Certaines entreprises ont-elles pris de l’avance ?
C. R. : Parmi les sociétés de services financiers les plus avancées dans le domaine de l’informatique quantique, on peut citer JP Morgan, HSBC ou BBVA, qui ont toutes réuni des équipes de QC. Mais au-delà de ces noms, la grande majorité des institutions financières sont encore très hésitantes. Chez Moody’s, nous avons lancé cette année une formation « Quantum for quantitative finance » et, en partenariat avec Multiverse Computing, QFStudio, une plateforme permettant aux utilisateurs d’accéder aux technologies quantiques et d’inspiration quantique en tant que service.
Quels sont actuellement les principaux obstacles au développement de l’informatique quantique ?
S. G. : Le talent est la clé du succès de l’informatique quantique. Nous avons besoin d’experts en algorithmes quantiques, généralement des physiciens, des informaticiens ou des mathématiciens, ainsi que de personnes issues de l’industrie des services financiers, afin de réunir les deux mondes. L’une des raisons pour lesquelles de nombreuses sociétés financières n’investissent pas dans le QC est le retour sur investissement, pour lequel il faut compter entre trois et six ans. Dans les années 90, un certain nombre de personnes auraient sans doute indiqué que l’IA en production ne serait jamais possible. Puis des percées ont été réalisées. Nous prévoyons un calendrier similaire pour l’informatique quantique.
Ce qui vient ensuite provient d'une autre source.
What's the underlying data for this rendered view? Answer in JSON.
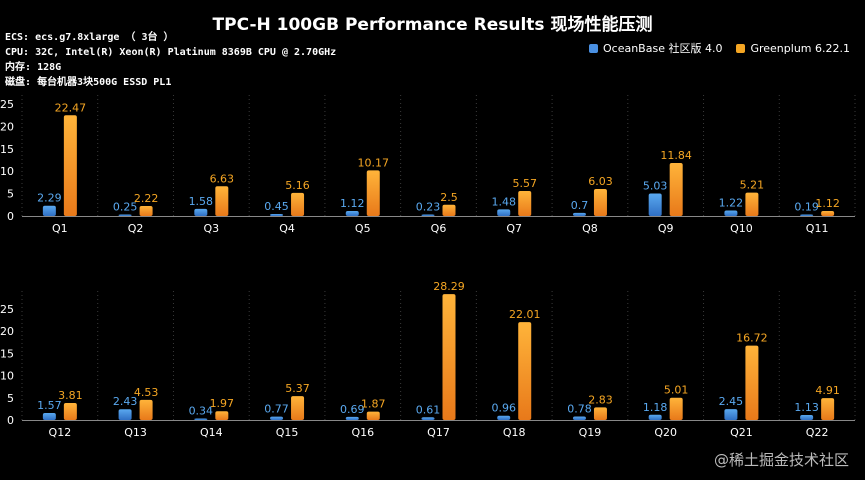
{
  "title": "TPC-H 100GB Performance Results 现场性能压测",
  "specs": {
    "ecs_label": "ECS:",
    "ecs_value": "ecs.g7.8xlarge （ 3台 ）",
    "cpu_label": "CPU:",
    "cpu_value": "32C, Intel(R) Xeon(R) Platinum 8369B CPU @ 2.70GHz",
    "mem_label": "内存:",
    "mem_value": "128G",
    "disk_label": "磁盘:",
    "disk_value": "每台机器3块500G ESSD PL1"
  },
  "legend": {
    "oceanbase": "OceanBase 社区版 4.0",
    "greenplum": "Greenplum 6.22.1"
  },
  "colors": {
    "oceanbase": "#4a90e2",
    "greenplum": "#f5a623",
    "oceanbase_label": "#5aa9f0",
    "greenplum_label": "#f5a623"
  },
  "watermark": "@稀土掘金技术社区",
  "chart_data": [
    {
      "type": "bar",
      "title": "TPC-H 100GB Performance Results 现场性能压测",
      "categories": [
        "Q1",
        "Q2",
        "Q3",
        "Q4",
        "Q5",
        "Q6",
        "Q7",
        "Q8",
        "Q9",
        "Q10",
        "Q11"
      ],
      "series": [
        {
          "name": "OceanBase 社区版 4.0",
          "values": [
            2.29,
            0.25,
            1.58,
            0.45,
            1.12,
            0.23,
            1.48,
            0.7,
            5.03,
            1.22,
            0.19
          ]
        },
        {
          "name": "Greenplum 6.22.1",
          "values": [
            22.47,
            2.22,
            6.63,
            5.16,
            10.17,
            2.5,
            5.57,
            6.03,
            11.84,
            5.21,
            1.12
          ]
        }
      ],
      "yticks": [
        0,
        5,
        10,
        15,
        20,
        25
      ],
      "ylim": [
        0,
        27
      ],
      "xlabel": "",
      "ylabel": ""
    },
    {
      "type": "bar",
      "categories": [
        "Q12",
        "Q13",
        "Q14",
        "Q15",
        "Q16",
        "Q17",
        "Q18",
        "Q19",
        "Q20",
        "Q21",
        "Q22"
      ],
      "series": [
        {
          "name": "OceanBase 社区版 4.0",
          "values": [
            1.57,
            2.43,
            0.34,
            0.77,
            0.69,
            0.61,
            0.96,
            0.78,
            1.18,
            2.45,
            1.13
          ]
        },
        {
          "name": "Greenplum 6.22.1",
          "values": [
            3.81,
            4.53,
            1.97,
            5.37,
            1.87,
            28.29,
            22.01,
            2.83,
            5.01,
            16.72,
            4.91
          ]
        }
      ],
      "yticks": [
        0,
        5,
        10,
        15,
        20,
        25
      ],
      "ylim": [
        0,
        29
      ],
      "xlabel": "",
      "ylabel": ""
    }
  ]
}
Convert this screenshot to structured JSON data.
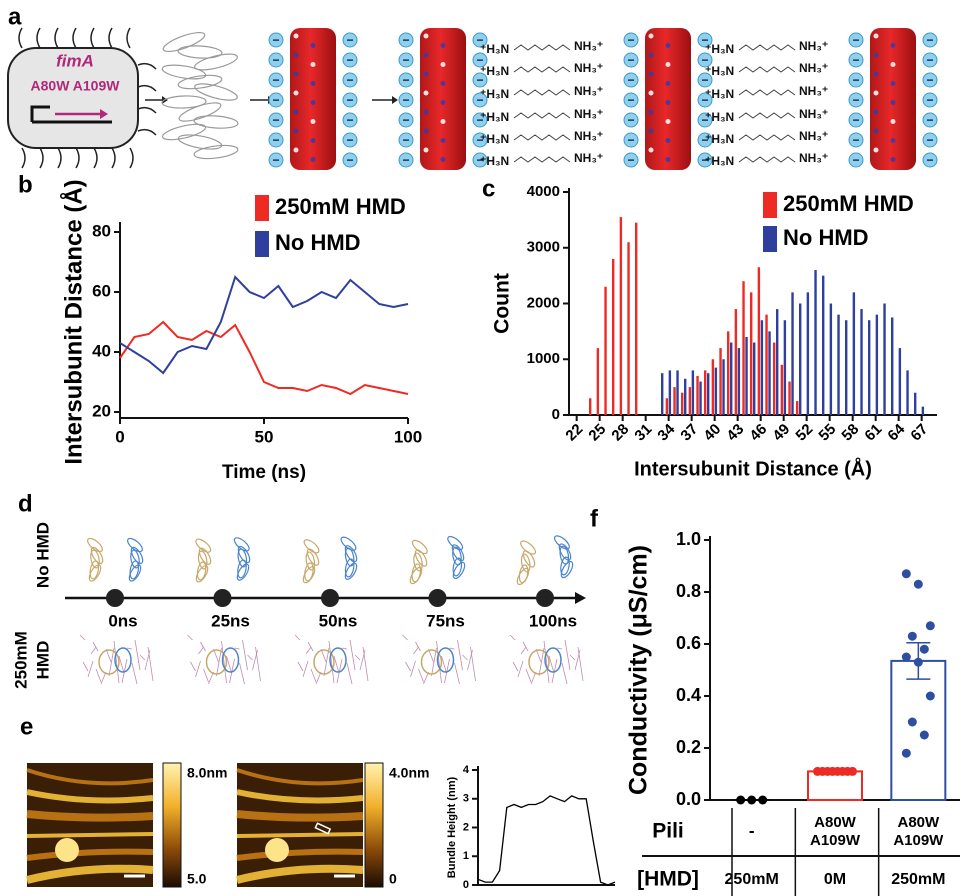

Quelles sont les prochaines étapes ?
C. R. : Au cours des dix dernières années, nous avons assisté à une véritable explosion : les ordinateurs quantiques sont désormais accessibles dans le cloud, le nombre de qubits est passé de 1 à 5, puis à plus de 200. Des progrès incroyables ont été réalisés l’année dernière, tant sur le plan théorique qu’expérimental, en particulier dans le domaine de la correction d’erreurs. L’objectif actuel est de passer à l’ère de l’informatique quantique tolérante aux erreurs (Fault Tolerant Quantum Computing, FTQC), qui sera l’autoroute de l’informatique quantique. Les erreurs seront corrigées, ce qui améliorera considérablement la précision des calculs. Le nombre de qubits sera plus élevé, ce qui permettra de résoudre des problèmes toujours plus importants. Les durées de vie des qubits seront plus longues, ce qui permettra d’achever les calculs. Comme nous ne sommes pas encore entrés dans l’ère du FTQC, les affirmations d’utilité et d’avantage doivent être accueillies avec scepticisme.